Domain Lead - Business Continuity & Disaster Recovery

This function has a twofold purpose:

- Ensuring the business continuity of YPTO as an organization and an SNCB ICT department in case of a calamity impacting its people (pandemic), processes or facilities.

- Ensuring the IT Resilience of SNCB in case of a calamity, such as the destruction of a datacenter (fire or flood) in Belgium or abroad, the loss of electricity in a region from where SNCB contracts ICT services, a ransomware attack, etc.

Key Activities

Ensuring the resilience of YPTO in case of a calamity

Develop, test and continuously improve a comprehensive business continuity plan (BCP) that outlines strategies and procedures for ensuring that YPTO critical functions can continue in the event of a disruption.

Performing a Business Impact Assessment to determine the critical business functions and processes that need to be prioritized for continuity planning. This involves assessing the potential financial, operational, and reputational impacts of disruptions.

Developing and maintaining comprehensive business continuity plans that outline strategies and procedures for ensuring the organization's critical functions can continue in the event of a disruption. The Domain Lead BC/DR is responsible for creating, updating, and testing these plans.

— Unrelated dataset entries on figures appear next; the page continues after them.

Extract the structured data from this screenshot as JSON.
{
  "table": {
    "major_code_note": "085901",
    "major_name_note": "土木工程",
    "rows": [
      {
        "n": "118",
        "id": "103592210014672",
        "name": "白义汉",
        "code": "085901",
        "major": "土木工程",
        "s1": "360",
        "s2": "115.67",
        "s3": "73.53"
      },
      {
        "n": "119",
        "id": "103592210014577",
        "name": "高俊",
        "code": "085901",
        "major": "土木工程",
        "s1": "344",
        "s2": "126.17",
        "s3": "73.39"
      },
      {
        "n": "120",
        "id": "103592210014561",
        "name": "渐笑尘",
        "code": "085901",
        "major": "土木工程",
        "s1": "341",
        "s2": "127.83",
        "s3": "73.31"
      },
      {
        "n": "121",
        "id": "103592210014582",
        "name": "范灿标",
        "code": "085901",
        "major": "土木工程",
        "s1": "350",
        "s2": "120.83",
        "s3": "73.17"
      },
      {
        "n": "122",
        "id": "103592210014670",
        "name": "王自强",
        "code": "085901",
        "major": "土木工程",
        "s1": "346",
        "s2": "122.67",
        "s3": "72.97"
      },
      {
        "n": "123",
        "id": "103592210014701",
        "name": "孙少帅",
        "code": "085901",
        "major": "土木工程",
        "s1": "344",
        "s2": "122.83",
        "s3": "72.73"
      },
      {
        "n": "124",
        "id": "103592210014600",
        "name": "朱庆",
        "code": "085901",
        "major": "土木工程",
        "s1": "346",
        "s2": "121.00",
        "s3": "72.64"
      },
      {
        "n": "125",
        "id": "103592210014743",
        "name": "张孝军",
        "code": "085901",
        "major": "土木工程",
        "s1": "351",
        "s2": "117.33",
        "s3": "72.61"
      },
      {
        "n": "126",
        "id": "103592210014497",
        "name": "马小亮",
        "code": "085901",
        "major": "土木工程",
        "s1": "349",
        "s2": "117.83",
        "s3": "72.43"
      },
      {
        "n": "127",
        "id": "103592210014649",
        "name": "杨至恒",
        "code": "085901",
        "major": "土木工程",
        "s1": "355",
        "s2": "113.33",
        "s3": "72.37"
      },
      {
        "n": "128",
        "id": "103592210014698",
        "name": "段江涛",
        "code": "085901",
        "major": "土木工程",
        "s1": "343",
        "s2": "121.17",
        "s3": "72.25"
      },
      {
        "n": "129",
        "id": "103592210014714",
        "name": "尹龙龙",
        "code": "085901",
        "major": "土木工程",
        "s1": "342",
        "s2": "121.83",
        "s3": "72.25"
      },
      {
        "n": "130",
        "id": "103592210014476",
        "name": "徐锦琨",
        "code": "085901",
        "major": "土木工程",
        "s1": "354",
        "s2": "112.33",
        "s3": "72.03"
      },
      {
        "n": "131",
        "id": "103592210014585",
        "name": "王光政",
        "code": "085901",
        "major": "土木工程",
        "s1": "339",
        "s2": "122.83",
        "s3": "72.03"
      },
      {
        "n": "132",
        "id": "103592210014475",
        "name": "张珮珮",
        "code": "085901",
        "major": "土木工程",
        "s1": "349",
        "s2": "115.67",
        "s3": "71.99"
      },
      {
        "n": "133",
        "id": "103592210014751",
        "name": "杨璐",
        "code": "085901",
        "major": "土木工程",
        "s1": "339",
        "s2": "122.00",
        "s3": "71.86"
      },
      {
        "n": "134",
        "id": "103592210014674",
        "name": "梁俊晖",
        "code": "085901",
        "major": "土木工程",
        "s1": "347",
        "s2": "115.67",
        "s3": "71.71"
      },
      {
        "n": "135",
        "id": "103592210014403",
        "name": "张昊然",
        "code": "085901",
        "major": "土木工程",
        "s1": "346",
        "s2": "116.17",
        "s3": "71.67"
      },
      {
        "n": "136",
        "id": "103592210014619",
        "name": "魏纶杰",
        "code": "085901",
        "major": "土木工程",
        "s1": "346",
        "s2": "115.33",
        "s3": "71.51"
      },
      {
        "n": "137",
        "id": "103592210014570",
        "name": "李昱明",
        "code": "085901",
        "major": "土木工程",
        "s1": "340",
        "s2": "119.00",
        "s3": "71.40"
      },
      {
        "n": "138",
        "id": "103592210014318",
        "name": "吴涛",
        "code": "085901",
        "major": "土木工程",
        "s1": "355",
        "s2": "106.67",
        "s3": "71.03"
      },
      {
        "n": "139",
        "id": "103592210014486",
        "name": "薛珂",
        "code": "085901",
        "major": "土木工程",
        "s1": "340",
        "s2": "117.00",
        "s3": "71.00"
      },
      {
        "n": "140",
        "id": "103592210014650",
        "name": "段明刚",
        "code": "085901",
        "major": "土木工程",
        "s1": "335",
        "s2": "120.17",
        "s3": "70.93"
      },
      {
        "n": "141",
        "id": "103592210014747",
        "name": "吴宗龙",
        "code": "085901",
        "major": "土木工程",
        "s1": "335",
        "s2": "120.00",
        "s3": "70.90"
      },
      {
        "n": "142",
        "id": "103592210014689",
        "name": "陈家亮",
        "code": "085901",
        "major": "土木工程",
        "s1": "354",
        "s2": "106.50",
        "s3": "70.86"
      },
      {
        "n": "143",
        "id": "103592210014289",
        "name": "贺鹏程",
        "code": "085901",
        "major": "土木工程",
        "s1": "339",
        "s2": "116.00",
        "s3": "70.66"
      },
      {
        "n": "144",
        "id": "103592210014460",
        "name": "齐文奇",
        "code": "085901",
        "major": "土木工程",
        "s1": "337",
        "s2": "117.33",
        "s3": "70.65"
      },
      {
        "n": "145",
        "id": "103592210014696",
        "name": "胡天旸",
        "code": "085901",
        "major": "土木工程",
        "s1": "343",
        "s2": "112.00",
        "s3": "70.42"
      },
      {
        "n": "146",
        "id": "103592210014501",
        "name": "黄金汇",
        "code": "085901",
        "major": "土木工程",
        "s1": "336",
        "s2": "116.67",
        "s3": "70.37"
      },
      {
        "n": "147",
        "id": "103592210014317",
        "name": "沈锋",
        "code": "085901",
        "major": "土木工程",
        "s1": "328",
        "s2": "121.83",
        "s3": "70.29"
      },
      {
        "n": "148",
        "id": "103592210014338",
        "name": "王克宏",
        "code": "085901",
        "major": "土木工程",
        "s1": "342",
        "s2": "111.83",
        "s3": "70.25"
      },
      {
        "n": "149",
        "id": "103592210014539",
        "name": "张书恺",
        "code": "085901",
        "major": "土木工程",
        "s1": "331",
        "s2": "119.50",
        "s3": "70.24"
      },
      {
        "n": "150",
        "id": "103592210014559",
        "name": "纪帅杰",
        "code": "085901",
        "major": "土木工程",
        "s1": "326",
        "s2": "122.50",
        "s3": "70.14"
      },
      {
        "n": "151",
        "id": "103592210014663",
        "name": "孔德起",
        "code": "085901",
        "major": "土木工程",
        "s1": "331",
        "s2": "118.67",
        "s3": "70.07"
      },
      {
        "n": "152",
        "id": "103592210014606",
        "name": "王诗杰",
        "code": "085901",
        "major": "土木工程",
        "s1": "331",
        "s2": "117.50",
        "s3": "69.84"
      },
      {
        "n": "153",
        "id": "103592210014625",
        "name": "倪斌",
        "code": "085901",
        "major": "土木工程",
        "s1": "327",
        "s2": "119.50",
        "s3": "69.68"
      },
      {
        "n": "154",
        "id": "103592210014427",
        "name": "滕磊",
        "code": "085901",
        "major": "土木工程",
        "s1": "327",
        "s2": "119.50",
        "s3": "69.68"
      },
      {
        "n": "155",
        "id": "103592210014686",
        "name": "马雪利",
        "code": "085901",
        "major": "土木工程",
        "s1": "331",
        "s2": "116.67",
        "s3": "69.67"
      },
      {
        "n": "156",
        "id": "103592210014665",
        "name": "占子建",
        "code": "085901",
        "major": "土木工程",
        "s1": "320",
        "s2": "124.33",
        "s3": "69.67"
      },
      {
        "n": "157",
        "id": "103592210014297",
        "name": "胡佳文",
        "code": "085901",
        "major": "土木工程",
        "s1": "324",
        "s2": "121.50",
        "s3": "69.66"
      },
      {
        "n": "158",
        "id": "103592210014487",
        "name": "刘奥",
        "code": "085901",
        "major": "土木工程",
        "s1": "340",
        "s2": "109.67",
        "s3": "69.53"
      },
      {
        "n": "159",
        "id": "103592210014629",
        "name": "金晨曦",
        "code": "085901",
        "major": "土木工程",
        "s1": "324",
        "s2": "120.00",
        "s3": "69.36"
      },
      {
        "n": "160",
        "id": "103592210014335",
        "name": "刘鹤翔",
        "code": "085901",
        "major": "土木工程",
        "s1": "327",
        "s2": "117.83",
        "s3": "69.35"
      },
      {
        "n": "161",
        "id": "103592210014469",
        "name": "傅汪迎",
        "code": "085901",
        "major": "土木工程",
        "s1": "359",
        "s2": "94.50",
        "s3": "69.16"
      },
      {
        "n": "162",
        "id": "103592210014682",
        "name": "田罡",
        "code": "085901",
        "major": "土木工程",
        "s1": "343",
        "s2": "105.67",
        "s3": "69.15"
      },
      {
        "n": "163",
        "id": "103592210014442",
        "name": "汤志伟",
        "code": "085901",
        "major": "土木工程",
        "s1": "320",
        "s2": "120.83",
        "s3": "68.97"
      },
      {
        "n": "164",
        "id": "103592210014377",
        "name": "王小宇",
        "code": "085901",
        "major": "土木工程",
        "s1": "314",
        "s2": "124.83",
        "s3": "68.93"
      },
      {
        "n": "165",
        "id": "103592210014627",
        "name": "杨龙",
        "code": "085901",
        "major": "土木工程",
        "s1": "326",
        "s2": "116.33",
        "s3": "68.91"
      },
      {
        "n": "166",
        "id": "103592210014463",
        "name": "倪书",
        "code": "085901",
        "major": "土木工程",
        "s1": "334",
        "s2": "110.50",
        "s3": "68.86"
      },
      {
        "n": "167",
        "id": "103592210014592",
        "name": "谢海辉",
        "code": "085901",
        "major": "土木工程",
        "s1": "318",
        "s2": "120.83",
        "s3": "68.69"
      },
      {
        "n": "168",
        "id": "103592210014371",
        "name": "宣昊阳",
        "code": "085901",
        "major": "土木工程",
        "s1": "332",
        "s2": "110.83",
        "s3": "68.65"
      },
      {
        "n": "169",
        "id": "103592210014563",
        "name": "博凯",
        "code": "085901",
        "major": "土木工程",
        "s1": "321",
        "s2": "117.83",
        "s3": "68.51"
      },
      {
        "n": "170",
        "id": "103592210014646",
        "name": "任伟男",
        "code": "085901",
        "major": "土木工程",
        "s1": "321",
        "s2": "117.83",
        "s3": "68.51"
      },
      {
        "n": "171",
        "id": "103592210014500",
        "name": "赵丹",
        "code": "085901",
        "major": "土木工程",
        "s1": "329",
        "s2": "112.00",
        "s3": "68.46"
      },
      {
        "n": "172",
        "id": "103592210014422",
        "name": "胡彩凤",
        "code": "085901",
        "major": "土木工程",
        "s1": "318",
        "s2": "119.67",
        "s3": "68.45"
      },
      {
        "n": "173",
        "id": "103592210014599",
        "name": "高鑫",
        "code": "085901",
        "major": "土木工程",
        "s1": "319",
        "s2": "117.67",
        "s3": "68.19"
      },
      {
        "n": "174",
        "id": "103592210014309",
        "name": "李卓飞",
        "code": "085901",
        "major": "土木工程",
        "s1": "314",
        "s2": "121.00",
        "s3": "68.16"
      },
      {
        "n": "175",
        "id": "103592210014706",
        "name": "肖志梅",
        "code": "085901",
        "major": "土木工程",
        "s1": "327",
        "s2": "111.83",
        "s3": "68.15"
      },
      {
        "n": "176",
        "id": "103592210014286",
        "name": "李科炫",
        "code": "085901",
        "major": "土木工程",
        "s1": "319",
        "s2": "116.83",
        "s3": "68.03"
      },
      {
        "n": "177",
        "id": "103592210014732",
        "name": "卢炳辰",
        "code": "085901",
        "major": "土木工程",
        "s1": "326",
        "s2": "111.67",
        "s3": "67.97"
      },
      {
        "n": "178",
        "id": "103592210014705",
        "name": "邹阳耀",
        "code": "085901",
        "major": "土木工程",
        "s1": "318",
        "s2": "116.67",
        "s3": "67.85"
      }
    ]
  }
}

Define and monitor an adequate IT disaster recovery strategy for SNCB and its subsidiaries

Define an adequate disaster recovery strategy for SNCB, taking into account the Business Impact Assessments, made by SNCB Risk Office (Corporate SNCB function) and best practices in calamity risk assessment and risk modelling.

The Domain Lead BC/DR takes into account hazards and comes up with a best practice and balanced DR strategy for the choice and location of data centers world-wide, the choice of technologies and providers.

Collaborate with other CISO Domain Leads and Enterprise Architecture to build and implement a common taxonomy

Develop, test and continuously improve an IT disaster recovery plan for SNCB and its subsidiaries

Develop, test and continuously improve an IT disaster recovery plan to guide the SNCB’s actions when a calamity occurs and ensure a swift recovery.

Develop, test and continuously improve a crisis management plan to ensure SNCB has able to timely react when facing calamities.

Ensure that SNCB complies with relevant legal, regulatory and contractual requirements and industry standards related to security and business continuity. This includes staying updated on changing regulations and adapting the BCP and security measures accordingly.

• Identify the threats that affect the IT and business environment and its countermeasures.

• Have a thorough understanding of the DR Planning Methodology.

• Conduct an application impact analysis for a business process.

• Develop and implement business (scope YPTO) and IT (scope SNCB) recovery strategies.

• Conduct cost benefit analysis for strategies and alternate site selection.

• Consolidate and implement a comprehensive IT DR plan.

• Create and develop IT DR awareness and training program in alignment and under the guidance of the Domain Lead Awareness

• Conduct exercises and tests.

• Integrate business continuity with the IT DR initiatives in alignment with and under the guidance of SNCB Risk Office who has the ultimate governance responsibility on business continuity for SNCB and subsidiaries.

• Sustain an effective organization-wide IT DR program, as the Domain Lead BC/DR has the governance responsibility for IT Disaster recovery in SNCB and its subsidiaries under the guidance and accountability of CISO for SNCB and its subsidiaries.

Oversee the Testing and Exercises

Oversee the conducting of regular drills, exercises, and simulations to test the effectiveness of the business continuity and disaster recovery plans. This helps identify weaknesses and areas for improvement.

The scope of these drills is YPTO wide for Business Continuity and SNCB-wide for IT Disaster recovery and can range from small table-top exercises to larger drills over a weekend, involving the planned disruption of a full chain of applications.

Documentation and Reporting

Maintaining documentation of security and business continuity plans, incident reports, and compliance records. Generating regular reports for senior management and stakeholders to provide visibility into the organization's security and continuity efforts.